Load one of the datasets from the overview table by using a name from the ‘Dataset’ column (e.g., name='SEQ_CAPSID'). The number of proteins per class can be adjusted by the n parameter:

df_seq = aa.load_dataset(name="SEQ_CAPSID", n=2)
aa.display_df(df=df_seq)

	entry	gene	sequence	label
1	CAPSID_1	name_1	MVTHNVKINKHVTRR...DTPRIPATKLDEENV	0
2	CAPSID_2	name_2	MKKRQKKMTLSNFTD...AMLEAVINARHFGEE	0
3	CAPSID_4072	name_4072	MALTTNDVITEDFVR...AWKAIFPEAAVKVDA	1
4	CAPSID_4073	name_4073	MGELTDNGVQLAKAQ...TCTNPAAHAKIRDLK	1

The sampling can be performed randomly by setting random=True:

df_seq = aa.load_dataset(name="SEQ_CAPSID", n=2, random=True)
aa.display_df(df=df_seq)

	entry	gene	sequence	label
1	CAPSID_305	name_305	MKILVVEDEFDLNRS...SLIKTKRGLGYVIPK	0
2	CAPSID_1928	name_1928	MKIGLIDTHLARQQA...QGFCLERVIDAEATH	0
3	CAPSID_7428	name_7428	MALDPSEAAGIPDEL...WDLKRRPKREQLGAR	1
4	CAPSID_5504	name_5504	MTYPRRRYRRRRHRP...QFREFNLKDPPLNPK	1

Sequences with non-canonical amino acids are by default removed, which can be disabled by setting non_canonical_aa='keep' or non_canonical_aa='gap':

n_unfiltered = len(aa.load_dataset(name='SEQ_DISULFIDE', non_canonical_aa="keep"))
n = len(aa.load_dataset(name='SEQ_DISULFIDE'))
print(f"'SEQ_DISULFIDE' contain {n_unfiltered} proteins and {n} after filtering.")
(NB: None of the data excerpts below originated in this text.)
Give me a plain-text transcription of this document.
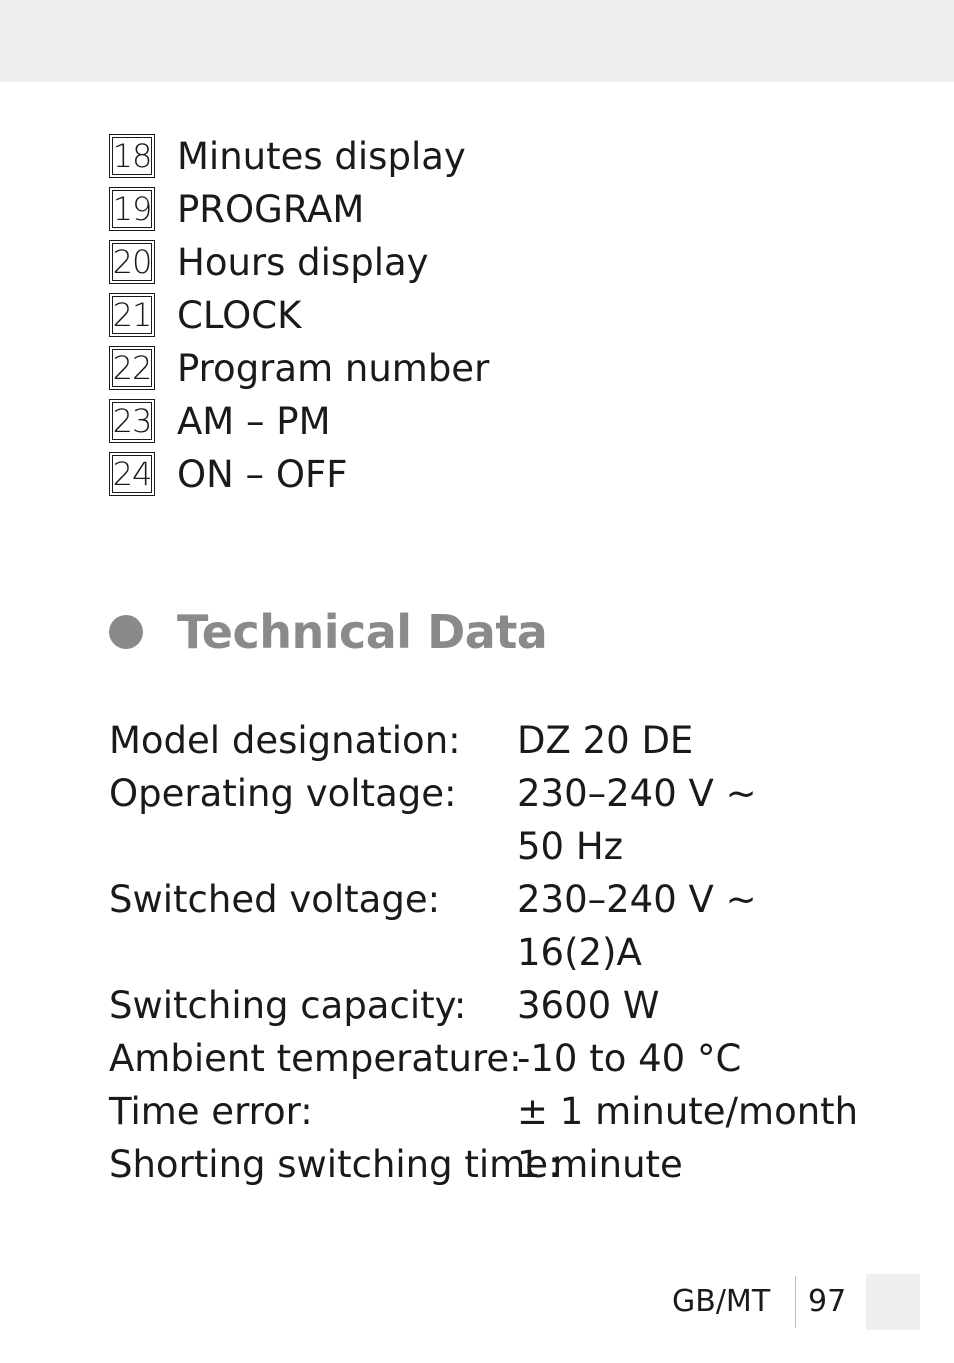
18 Minutes display
19 PROGRAM
20 Hours display
21 CLOCK
22 Program number
23 AM – PM
24 ON – OFF
Technical Data
Model designation: DZ 20 DE
Operating voltage: 230–240 V ~
50 Hz
Switched voltage: 230–240 V ~
16(2)A
Switching capacity: 3600 W
Ambient temperature:
-10 to 40 °C
Time error:	± 1 minute/month
Shorting switching time:
1 minute
GB/MT 97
'SEQ_DISULFIDE' contain 2547 proteins and 2202 after filtering.

Datasets can be filtered for the minimum and maximum sequence length using min_len and max_len:

n_len_filtered = len(aa.load_dataset(name='SEQ_DISULFIDE', min_len=100, max_len=200))
print(f"'SEQ_DISULFIDE' contain {n_unfiltered} proteins, of which {n_len_filtered} have a length between 100 and 200 residues.")
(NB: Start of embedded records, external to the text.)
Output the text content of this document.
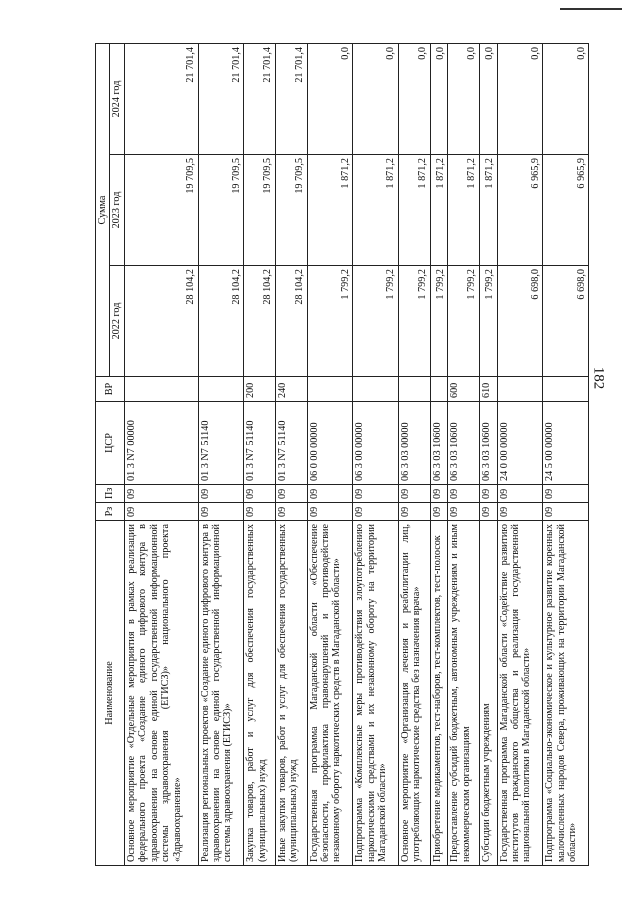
182
Наименование	Рз	Пз	ЦСР	ВР	Сумма		
					2022 год	2023 год	2024 год
Основное мероприятие «Отдельные мероприятия в рамках реализации федерального проекта «Создание единого цифрового контура в здравоохранении на основе единой государственной информационной системы здравоохранения (ЕГИСЗ)» национального проекта «Здравоохранение»	09	09	01 3 N7 00000		28 104,2	19 709,5	21 701,4
Реализация региональных проектов «Создание единого цифрового контура в здравоохранении на основе единой государственной информационной системы здравоохранения (ЕГИСЗ)»	09	09	01 3 N7 51140		28 104,2	19 709,5	21 701,4
Закупка товаров, работ и услуг для обеспечения государственных (муниципальных) нужд	09	09	01 3 N7 51140	200	28 104,2	19 709,5	21 701,4
Иные закупки товаров, работ и услуг для обеспечения государственных (муниципальных) нужд	09	09	01 3 N7 51140	240	28 104,2	19 709,5	21 701,4
Государственная программа Магаданской области «Обеспечение безопасности, профилактика правонарушений и противодействие незаконному обороту наркотических средств в Магаданской области»	09	09	06 0 00 00000		1 799,2	1 871,2	0,0
Подпрограмма «Комплексные меры противодействия злоупотреблению наркотическими средствами и их незаконному обороту на территории Магаданской области»	09	09	06 3 00 00000		1 799,2	1 871,2	0,0
Основное мероприятие «Организация лечения и реабилитации лиц, употребляющих наркотические средства без назначения врача»	09	09	06 3 03 00000		1 799,2	1 871,2	0,0
Приобретение медикаментов, тест-наборов, тест-комплектов, тест-полосок	09	09	06 3 03 10600		1 799,2	1 871,2	0,0
Предоставление субсидий бюджетным, автономным учреждениям и иным некоммерческим организациям	09	09	06 3 03 10600	600	1 799,2	1 871,2	0,0
Субсидии бюджетным учреждениям	09	09	06 3 03 10600	610	1 799,2	1 871,2	0,0
Государственная программа Магаданской области «Содействие развитию институтов гражданского общества и реализация государственной национальной политики в Магаданской области»	09	09	24 0 00 00000		6 698,0	6 965,9	0,0
Подпрограмма «Социально-экономическое и культурное развитие коренных малочисленных народов Севера, проживающих на территории Магаданской области»	09	09	24 5 00 00000		6 698,0	6 965,9	0,0
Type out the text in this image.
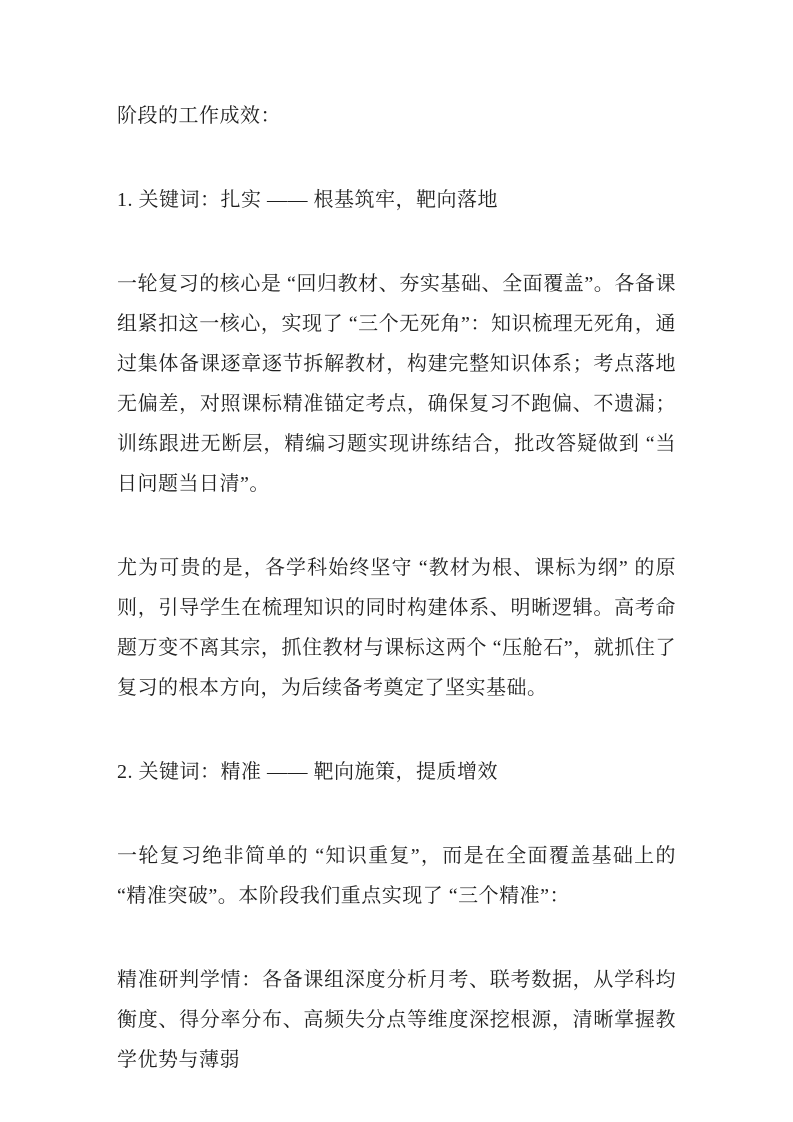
阶段的工作成效：

1. 关键词：扎实 —— 根基筑牢，靶向落地

一轮复习的核心是 “回归教材、夯实基础、全面覆盖”。各备课组紧扣这一核心，实现了 “三个无死角”：知识梳理无死角，通过集体备课逐章逐节拆解教材，构建完整知识体系；考点落地无偏差，对照课标精准锚定考点，确保复习不跑偏、不遗漏；训练跟进无断层，精编习题实现讲练结合，批改答疑做到 “当日问题当日清”。

尤为可贵的是，各学科始终坚守 “教材为根、课标为纲” 的原则，引导学生在梳理知识的同时构建体系、明晰逻辑。高考命题万变不离其宗，抓住教材与课标这两个 “压舱石”，就抓住了复习的根本方向，为后续备考奠定了坚实基础。

2. 关键词：精准 —— 靶向施策，提质增效

一轮复习绝非简单的 “知识重复”，而是在全面覆盖基础上的 “精准突破”。本阶段我们重点实现了 “三个精准”：

精准研判学情：各备课组深度分析月考、联考数据，从学科均衡度、得分率分布、高频失分点等维度深挖根源，清晰掌握教学优势与薄弱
'SEQ_DISULFIDE' contain 2547 proteins, of which 644 have a length between 100 and 200 residues.

Set verbose=True to report how many entries each removal step (min_len, max_len, and non_canonical_aa='remove') drops. This only reports counts and does not change the returned data:

df_seq = aa.load_dataset(name="SEQ_DISULFIDE", min_len=100, max_len=200, verbose=True)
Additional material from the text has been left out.